Всегда я рад заметить разность
Между Онегиным и мной.
 
   Конечно, следует учесть и традицию, согласно которой обращение по имени «приближает» человека, а обращение по фамилии придаёт оттенок официальности, известной отчуждённости. И всё же: имя – это ты сам, фамилия – твой «родовой» признак.
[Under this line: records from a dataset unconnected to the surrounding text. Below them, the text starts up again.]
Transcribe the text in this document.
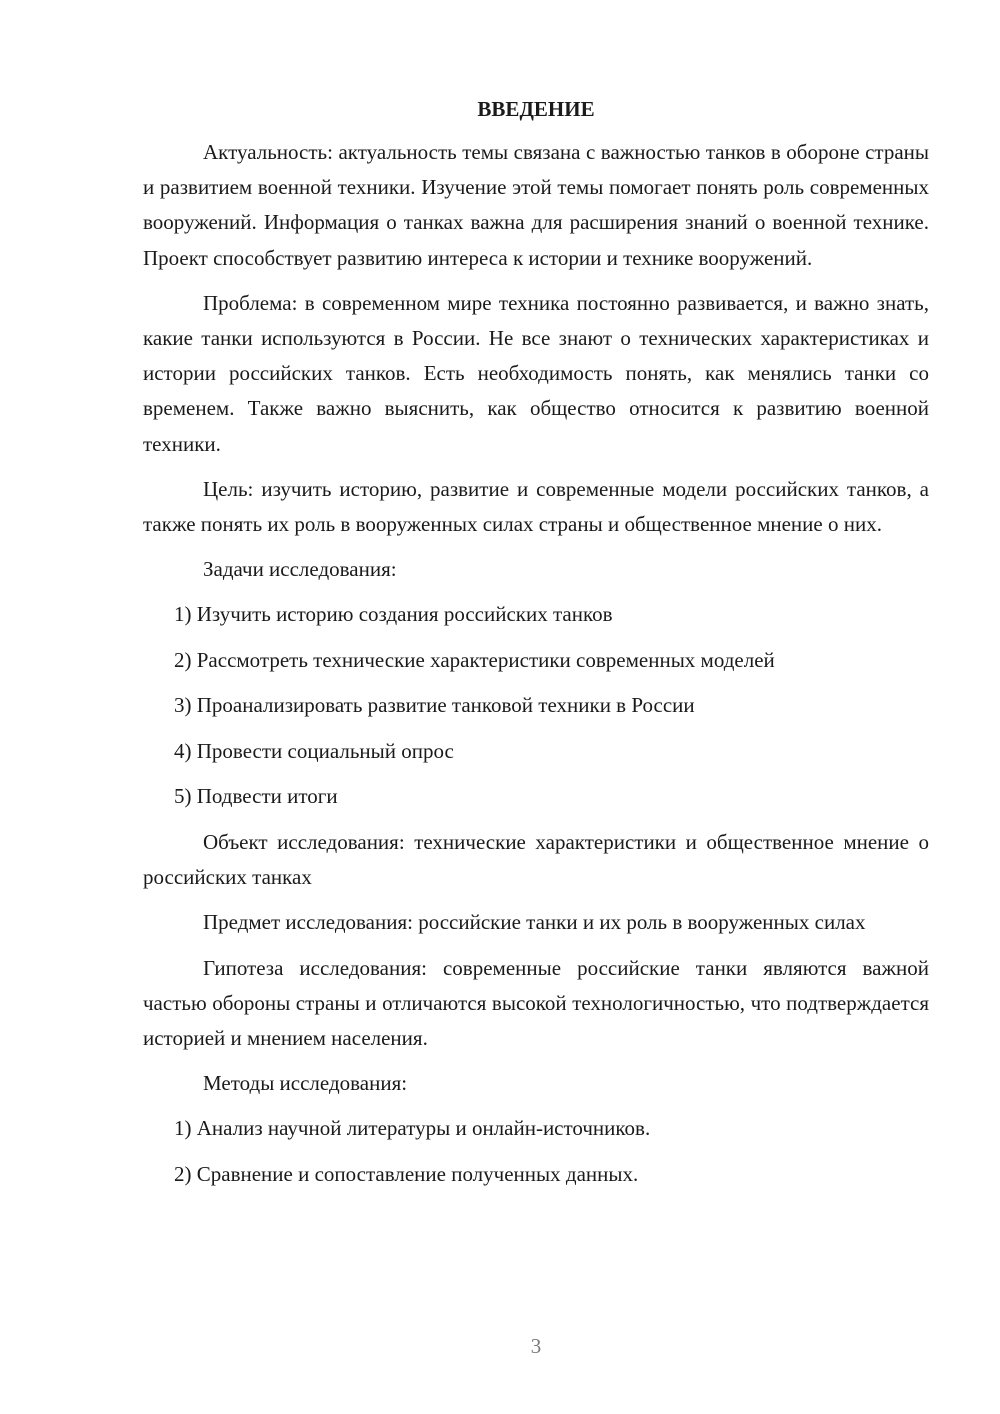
ВВЕДЕНИЕ

Актуальность: актуальность темы связана с важностью танков в обороне страны и развитием военной техники. Изучение этой темы помогает понять роль современных вооружений. Информация о танках важна для расширения знаний о военной технике. Проект способствует развитию интереса к истории и технике вооружений.

Проблема: в современном мире техника постоянно развивается, и важно знать, какие танки используются в России. Не все знают о технических характеристиках и истории российских танков. Есть необходимость понять, как менялись танки со временем. Также важно выяснить, как общество относится к развитию военной техники.

Цель: изучить историю, развитие и современные модели российских танков, а также понять их роль в вооруженных силах страны и общественное мнение о них.

Задачи исследования:

1) Изучить историю создания российских танков
2) Рассмотреть технические характеристики современных моделей
3) Проанализировать развитие танковой техники в России
4) Провести социальный опрос
5) Подвести итоги

Объект исследования: технические характеристики и общественное мнение о российских танках

Предмет исследования: российские танки и их роль в вооруженных силах

Гипотеза исследования: современные российские танки являются важной частью обороны страны и отличаются высокой технологичностью, что подтверждается историей и мнением населения.

Методы исследования:

1) Анализ научной литературы и онлайн-источников.
2) Сравнение и сопоставление полученных данных.
3
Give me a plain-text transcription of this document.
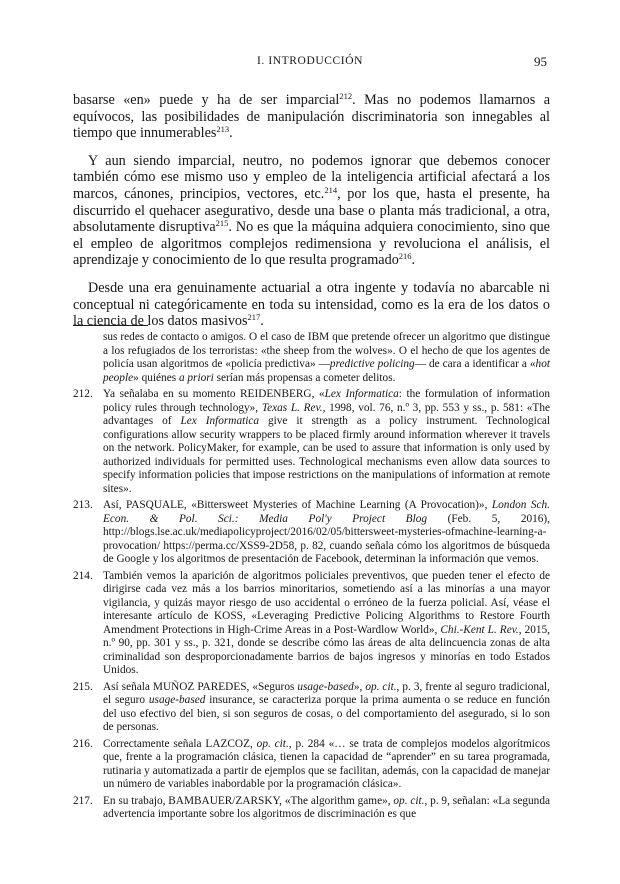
I. INTRODUCCIÓN	95

basarse «en» puede y ha de ser imparcial$^{212}$. Mas no podemos llamarnos a equívocos, las posibilidades de manipulación discriminatoria son innegables al tiempo que innumerables$^{213}$.

Y aun siendo imparcial, neutro, no podemos ignorar que debemos conocer también cómo ese mismo uso y empleo de la inteligencia artificial afectará a los marcos, cánones, principios, vectores, etc.$^{214}$, por los que, hasta el presente, ha discurrido el quehacer asegurativo, desde una base o planta más tradicional, a otra, absolutamente disruptiva$^{215}$. No es que la máquina adquiera conocimiento, sino que el empleo de algoritmos complejos redimensiona y revoluciona el análisis, el aprendizaje y conocimiento de lo que resulta programado$^{216}$.

Desde una era genuinamente actuarial a otra ingente y todavía no abarcable ni conceptual ni categóricamente en toda su intensidad, como es la era de los datos o la ciencia de los datos masivos$^{217}$.

sus redes de contacto o amigos. O el caso de IBM que pretende ofrecer un algoritmo que distingue a los refugiados de los terroristas: «the sheep from the wolves». O el hecho de que los agentes de policía usan algoritmos de «policía predictiva» —predictive policing— de cara a identificar a «hot people» quiénes a priori serían más propensas a cometer delitos.
212. Ya señalaba en su momento REIDENBERG, «Lex Informatica: the formulation of information policy rules through technology», Texas L. Rev., 1998, vol. 76, n.º 3, pp. 553 y ss., p. 581: «The advantages of Lex Informatica give it strength as a policy instrument. Technological configurations allow security wrappers to be placed firmly around information wherever it travels on the network. PolicyMaker, for example, can be used to assure that information is only used by authorized individuals for permitted uses. Technological mechanisms even allow data sources to specify information policies that impose restrictions on the manipulations of information at remote sites».
213. Así, PASQUALE, «Bittersweet Mysteries of Machine Learning (A Provocation)», London Sch. Econ. & Pol. Sci.: Media Pol'y Project Blog (Feb. 5, 2016), http://blogs.lse.ac.uk/mediapolicyproject/2016/02/05/bittersweet-mysteries-ofmachine-learning-a-provocation/ https://perma.cc/XSS9-2D58, p. 82, cuando señala cómo los algoritmos de búsqueda de Google y los algoritmos de presentación de Facebook, determinan la información que vemos.
214. También vemos la aparición de algoritmos policiales preventivos, que pueden tener el efecto de dirigirse cada vez más a los barrios minoritarios, sometiendo así a las minorías a una mayor vigilancia, y quizás mayor riesgo de uso accidental o erróneo de la fuerza policial. Así, véase el interesante artículo de KOSS, «Leveraging Predictive Policing Algorithms to Restore Fourth Amendment Protections in High-Crime Areas in a Post-Wardlow World», Chi.-Kent L. Rev., 2015, n.º 90, pp. 301 y ss., p. 321, donde se describe cómo las áreas de alta delincuencia zonas de alta criminalidad son desproporcionadamente barrios de bajos ingresos y minorías en todo Estados Unidos.
215. Así señala MUÑOZ PAREDES, «Seguros usage-based», op. cit., p. 3, frente al seguro tradicional, el seguro usage-based insurance, se caracteriza porque la prima aumenta o se reduce en función del uso efectivo del bien, si son seguros de cosas, o del comportamiento del asegurado, si lo son de personas.
216. Correctamente señala LAZCOZ, op. cit., p. 284 «… se trata de complejos modelos algorítmicos que, frente a la programación clásica, tienen la capacidad de “aprender” en su tarea programada, rutinaria y automatizada a partir de ejemplos que se facilitan, además, con la capacidad de manejar un número de variables inabordable por la programación clásica».
217. En su trabajo, BAMBAUER/ZARSKY, «The algorithm game», op. cit., p. 9, señalan: «La segunda advertencia importante sobre los algoritmos de discriminación es que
   Искусству не надо было, как, скажем, философии, искать свою главную проблему, свой угол зрения на мир. Такой сверхпроблемой, сквозь которую рассматривались все иные проблемы, всегда был человек – его душа, думы, системы духовных ценностей. Все проблемы мироздания искусством изначально (что называется, по определению) воспринимались как проблемы человека.
   Такая декларация, однако, не несёт в себе желаемой полноты истины. Другая её сторона не менее важна: что считать главным в человеке, существе космобиопсихорациосоциальном? Его «душу» – всецело психологический феномен? Сознание? Какова природа духовности человека? Какой тип жизнетворчества наиболее органичен для человека?
   Пушкин велик не тем, что вышел на проблему человека, – а тем, как он её решил. Столкнув на «территории души» героя «страсти» и ум и, в результате, опустошив душу, Пушкин далее вдумчиво и целенаправленно (концептуально, согласно определённому плану и порядку) ведёт духовно близкого себе человека по жизни. (Почему ум так «охлаждает» чувства – это отдельный вопрос, к которому мы не раз ещё обратимся на протяжении нашего исследования.)
   Каковы были первые шаги, которые предпринял Онегин, чтобы выбраться из хандры?
   Прежде всего он попробовал писать – «но труд упорный Ему был тошен; ничего Не вышло из пера его». Что значит «труд упорный» с точки зрения Пушкина – нам уже известно. Онегин стал размышлять, однако ни навыков, ни опыта подобной духовной работы ещё не было в той степени, в какой требовало серьёзное отношение к возникшей экзистенциальной проблеме. А между тем он начинает осознавать свой недуг именно как мировоззренческий кризис, требующий не смены развлечений, а изменения образа мыслей. Неукротимое стремление к «порядку», подвластному единственно сознанию, но не «игре страстей», влечёт Онегина к «похвальной цели»: «Себе присвоить ум чужой».